For the sake of progress, let’s move on
“Say no to racism!”
“Hate has no place in America!”
These are but a few of the signs at worldwide protests and marches in reaction to President Trump’s inauguration and policies. Meanwhile, thousands of Americans wearing “Make America Great Again!” hats stormed Washington, D.C., in late January praising the new president on his bold plans to “reconstruct” our country.
The division between Trump supporters and opponents shows how much the country needs to reunify. If the inability to compromise from both sides lingers for the next few years, any progress will be hard-won, if not impossible.
The multiple government shutdowns and filibusters during the Obama administration demonstrate the futility of striving for progress by merely protesting against one’s opponents. That doesn’t mean Democrats need to befriend every single Trump supporter.
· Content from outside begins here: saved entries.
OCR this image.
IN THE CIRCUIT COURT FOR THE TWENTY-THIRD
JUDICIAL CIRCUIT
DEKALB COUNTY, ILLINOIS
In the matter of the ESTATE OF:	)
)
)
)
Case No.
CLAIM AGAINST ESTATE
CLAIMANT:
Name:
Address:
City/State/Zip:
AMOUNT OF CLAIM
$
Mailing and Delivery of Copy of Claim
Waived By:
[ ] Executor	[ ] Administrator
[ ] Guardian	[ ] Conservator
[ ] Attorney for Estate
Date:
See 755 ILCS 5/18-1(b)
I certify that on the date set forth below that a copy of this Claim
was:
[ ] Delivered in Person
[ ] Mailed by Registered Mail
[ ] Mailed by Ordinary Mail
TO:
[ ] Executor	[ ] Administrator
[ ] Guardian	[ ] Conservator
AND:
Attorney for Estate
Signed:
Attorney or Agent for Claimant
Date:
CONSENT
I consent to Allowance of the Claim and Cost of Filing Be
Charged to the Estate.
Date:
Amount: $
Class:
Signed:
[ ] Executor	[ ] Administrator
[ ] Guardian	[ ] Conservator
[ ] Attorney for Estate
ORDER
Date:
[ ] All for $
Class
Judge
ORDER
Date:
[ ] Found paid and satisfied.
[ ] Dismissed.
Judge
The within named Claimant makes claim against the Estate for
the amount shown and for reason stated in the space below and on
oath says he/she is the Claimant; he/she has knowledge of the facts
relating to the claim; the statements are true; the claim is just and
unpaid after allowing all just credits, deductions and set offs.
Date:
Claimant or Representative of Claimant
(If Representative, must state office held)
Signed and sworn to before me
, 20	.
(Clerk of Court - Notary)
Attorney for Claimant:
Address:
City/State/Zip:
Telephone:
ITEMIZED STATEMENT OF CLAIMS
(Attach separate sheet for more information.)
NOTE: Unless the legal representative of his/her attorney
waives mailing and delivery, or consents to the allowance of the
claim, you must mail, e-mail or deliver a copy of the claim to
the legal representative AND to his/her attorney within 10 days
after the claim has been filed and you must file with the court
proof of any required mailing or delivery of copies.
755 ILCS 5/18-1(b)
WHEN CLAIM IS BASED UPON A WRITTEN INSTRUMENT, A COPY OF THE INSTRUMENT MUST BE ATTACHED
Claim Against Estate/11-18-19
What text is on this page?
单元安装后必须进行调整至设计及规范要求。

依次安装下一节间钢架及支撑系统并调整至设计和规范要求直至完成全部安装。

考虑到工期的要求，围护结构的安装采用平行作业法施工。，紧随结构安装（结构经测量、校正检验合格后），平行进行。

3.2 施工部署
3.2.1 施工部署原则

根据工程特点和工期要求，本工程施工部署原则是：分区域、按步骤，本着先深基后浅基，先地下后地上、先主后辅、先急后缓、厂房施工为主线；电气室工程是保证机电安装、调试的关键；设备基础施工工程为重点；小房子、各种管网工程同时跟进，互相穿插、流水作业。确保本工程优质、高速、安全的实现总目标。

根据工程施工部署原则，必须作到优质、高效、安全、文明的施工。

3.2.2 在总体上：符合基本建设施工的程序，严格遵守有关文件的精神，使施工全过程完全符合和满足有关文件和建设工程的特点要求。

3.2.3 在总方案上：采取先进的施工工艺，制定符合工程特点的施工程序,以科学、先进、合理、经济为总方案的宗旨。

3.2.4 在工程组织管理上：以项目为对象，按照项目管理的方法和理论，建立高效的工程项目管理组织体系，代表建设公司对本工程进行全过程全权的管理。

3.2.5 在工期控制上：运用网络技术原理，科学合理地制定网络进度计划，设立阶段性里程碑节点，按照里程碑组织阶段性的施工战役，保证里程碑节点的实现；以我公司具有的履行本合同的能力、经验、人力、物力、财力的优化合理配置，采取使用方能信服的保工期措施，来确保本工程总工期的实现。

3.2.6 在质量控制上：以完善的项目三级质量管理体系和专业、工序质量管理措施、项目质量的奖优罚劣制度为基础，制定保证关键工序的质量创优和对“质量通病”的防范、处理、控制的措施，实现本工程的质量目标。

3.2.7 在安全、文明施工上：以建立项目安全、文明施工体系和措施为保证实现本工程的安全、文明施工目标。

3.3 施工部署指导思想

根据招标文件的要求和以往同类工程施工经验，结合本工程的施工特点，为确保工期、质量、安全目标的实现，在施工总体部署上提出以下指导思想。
Like in all things political, voters have multiple reasons for choosing their politicians. Most Trump supporters are not alt-right racists. Compromise can be achieved with more moderate Trump supporters, who either felt like they had no realistic alternative or had their reasons for their political choice.
Change comes slowly but steadily through compromise. Enough support from even a few moderate Trump supporters and non-Trump citizens alike will show Trump that his ban on immigrants is neither popular nor right for America’s progress.
Protesting in itself is not a terrible idea. It provides dissenters a unified voice and shows the government the people’s opinion on certain policies, creating a pathway for change. However, with two such separate factions of ideas between Trump supporters and liberal protesters, each group will push in their own directions and away from compromise. The result would be a decisive victory for one party or another, not a resolution incorporating points from both.
Democrats don’t have to agree with everything Trump says; their goal is to agree to policies they can live with and minimize the damage his more extreme ideas would inflict.